You know the joke. What three things matter most in real estate. Location, location, location.
What was most striking about the boom of the last decade (beyond the financial shenanigans) is that this old adage was forgotten, or ignored. Homes were built far from employment centers, subsidized by local governments that extended highways or freeways within some miles of the new developments. Prices skyrocketed in the highest-crime neighborhoods, as liar loans were sold to people who tapped their homes like ATMs.
Most of these homes went underwater. Some were torn down. Neighborhoods inside and outside major cities remain devastated by foreclosures and the attendant human misery. Every company in the main homebuilding ETF (NYSEARCA:XHB) has horror stories.
But not like that where I live. Infill construction has resumed in areas like Decatur, Ga., places that are near employment centers, that have decent schools and a good reputation. I had an appraiser in recently who said my home (across the street from Decatur in a suburb of it called Atlanta) is worth more now than it ever was.
What's happening? High fuel prices have renewed the "explosion inward," the move of people from distant suburbs into neighborhoods closer to town, closer to where they work. Construction and permitting costs are higher here, but profits can still be had.
Urban pioneering, a trend I've followed since moving into an all-minority neighborhood in 1983, is a careful, accretive process. Lines of major highways or of jurisdictions are crossed grudgingly. Those who move first take big risks, but can gain big rewards down the road. This is true for families, for merchants, and for real estate developers.
Right now companies that produced houses as manufactured goods are losing out to smaller companies that know neighborhoods, that adapt to new buyers and requirements. But that's temporary. Over time the bigger companies will learn the new game, perhaps by buying some of the small firms that are already practiced at it. And once they learn the game they'll scale it.
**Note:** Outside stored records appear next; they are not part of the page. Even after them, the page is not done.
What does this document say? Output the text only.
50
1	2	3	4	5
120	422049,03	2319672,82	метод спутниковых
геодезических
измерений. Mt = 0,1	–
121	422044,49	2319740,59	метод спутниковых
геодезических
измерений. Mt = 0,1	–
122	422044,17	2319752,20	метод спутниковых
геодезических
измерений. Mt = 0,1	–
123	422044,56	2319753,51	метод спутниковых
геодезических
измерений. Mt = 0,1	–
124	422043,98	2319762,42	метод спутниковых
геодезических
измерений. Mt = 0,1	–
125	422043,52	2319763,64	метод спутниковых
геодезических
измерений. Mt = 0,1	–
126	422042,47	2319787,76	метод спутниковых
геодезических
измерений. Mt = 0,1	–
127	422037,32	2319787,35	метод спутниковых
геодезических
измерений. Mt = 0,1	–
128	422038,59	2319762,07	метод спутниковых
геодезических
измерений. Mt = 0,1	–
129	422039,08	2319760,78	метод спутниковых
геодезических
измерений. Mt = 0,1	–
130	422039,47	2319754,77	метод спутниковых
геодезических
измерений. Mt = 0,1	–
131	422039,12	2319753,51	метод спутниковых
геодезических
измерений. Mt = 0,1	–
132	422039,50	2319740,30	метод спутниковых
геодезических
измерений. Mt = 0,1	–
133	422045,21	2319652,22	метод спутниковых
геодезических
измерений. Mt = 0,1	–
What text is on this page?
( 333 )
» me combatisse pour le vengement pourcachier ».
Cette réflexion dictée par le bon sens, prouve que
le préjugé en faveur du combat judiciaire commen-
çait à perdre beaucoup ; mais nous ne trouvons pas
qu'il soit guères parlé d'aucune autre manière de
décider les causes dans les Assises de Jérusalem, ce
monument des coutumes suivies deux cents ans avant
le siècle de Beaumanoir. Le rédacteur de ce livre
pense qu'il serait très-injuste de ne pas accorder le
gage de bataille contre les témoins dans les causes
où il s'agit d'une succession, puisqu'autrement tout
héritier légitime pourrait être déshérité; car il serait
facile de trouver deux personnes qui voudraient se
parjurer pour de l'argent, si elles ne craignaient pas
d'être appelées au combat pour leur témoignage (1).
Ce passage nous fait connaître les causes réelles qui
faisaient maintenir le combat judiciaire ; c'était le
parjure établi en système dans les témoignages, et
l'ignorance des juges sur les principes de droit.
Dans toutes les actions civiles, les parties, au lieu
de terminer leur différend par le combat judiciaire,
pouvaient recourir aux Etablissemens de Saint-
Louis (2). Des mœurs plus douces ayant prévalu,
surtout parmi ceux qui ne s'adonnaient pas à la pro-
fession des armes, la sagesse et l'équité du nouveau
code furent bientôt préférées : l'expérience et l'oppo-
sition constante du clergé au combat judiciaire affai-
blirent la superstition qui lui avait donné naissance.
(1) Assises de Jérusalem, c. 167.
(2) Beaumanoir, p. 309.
It will take a few years, and it won't be quite as profitable as knocking down 100 acres of trees outside a city and filling the resulting shoddy with liar loans. But it will be a good business. Once it's established XBH will be a buy. But I'd wait until 2013 and use the intervening time to study the current players, then play the one that best understands the new game rather than playing the field.
Disclosure: I have no positions in any stocks mentioned, and no plans to initiate any positions within the next 72 hours.